The question is… does this describe our social existence, and to what degree? Is my submission to authority in obeying traffic laws, or employment policies, or not shouting in the library…. is this simply the tip of the iceberg of a pattern of overall submission. For instance, am I required to watch TV all night and zone out? You would think not. But if you work all day in a corporate cubicle in the typical soul-less fashion… and then drive home obeying traffic laws… and eat foods to stay slim so you can look like the people on TV that you watch to zone out so that you can maybe meet a girl or guy that looks like the people on TV because you have to zone out in order to survive the conformity of work and commuting… and so on… THEN how can you deny anything at all.
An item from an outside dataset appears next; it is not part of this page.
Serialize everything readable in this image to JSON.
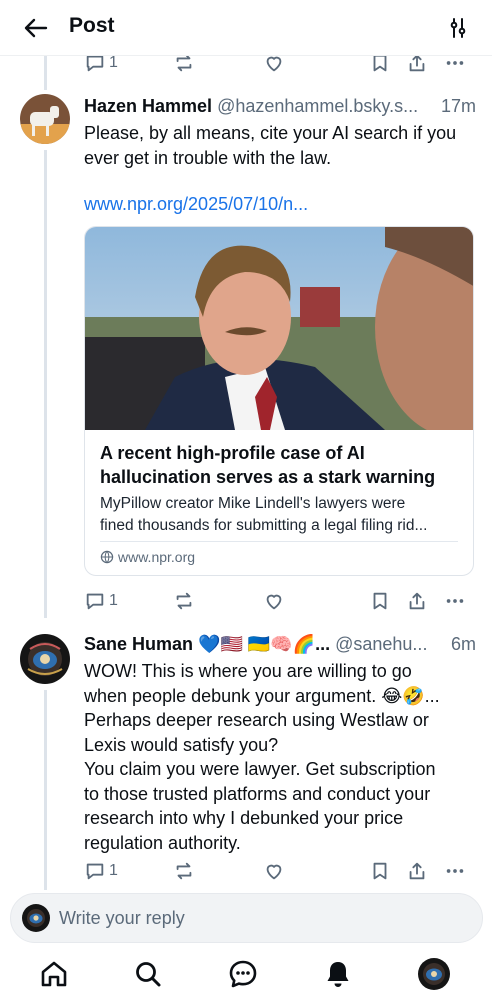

In a system tending toward maximum efficiency… if you are cowed into submission in one area, you will be tending to submission in all areas. It is simply a matter of time before things that formerly were your choice, are swallowed up in the ever expanding field of efficiency. And many will want to submit… because as in all erotic relationships, even the most degraded position delights the submissive, in as much as they have become such a person. Are we to judge a man who rolls around in the mud and barks like a dog? Is it simply what he prefers… a rational expression of his will? Or do we view it like doctors examining a diseased patient, and understand that certain growths go against the healthy state of the body? And what is healthy, other than that which promotes that natural processes of living. But whereas such moral distinction come easily to mind with the body, they are harder to identify for the mind… thus the spectacle of insisting that there is no truth, and every one's decisions are just as good as anyone elses. When writ large, this kind of collapse of the intellect (skepticism) leads to the inability to discern disease from health… and gives rise to what I am speaking of here… the spectacle of mass submission to authority on the grounds that maximizing economic efficiency is the only goal that anyone understands or cares about.

In the end, this is EXACTLY the case. But just to be clear, being cowed by authority and living (either) fat or lean in the slipstream of social permissions and economic prosperity is not a moral justification for the human freedoms foregone in the process. If anything, the loss of human freedom is simply the loss of human identity… and in the end there is nothing left to delight in when there is no whole person left to enjoy it. It's the machine city of tomorrow… today.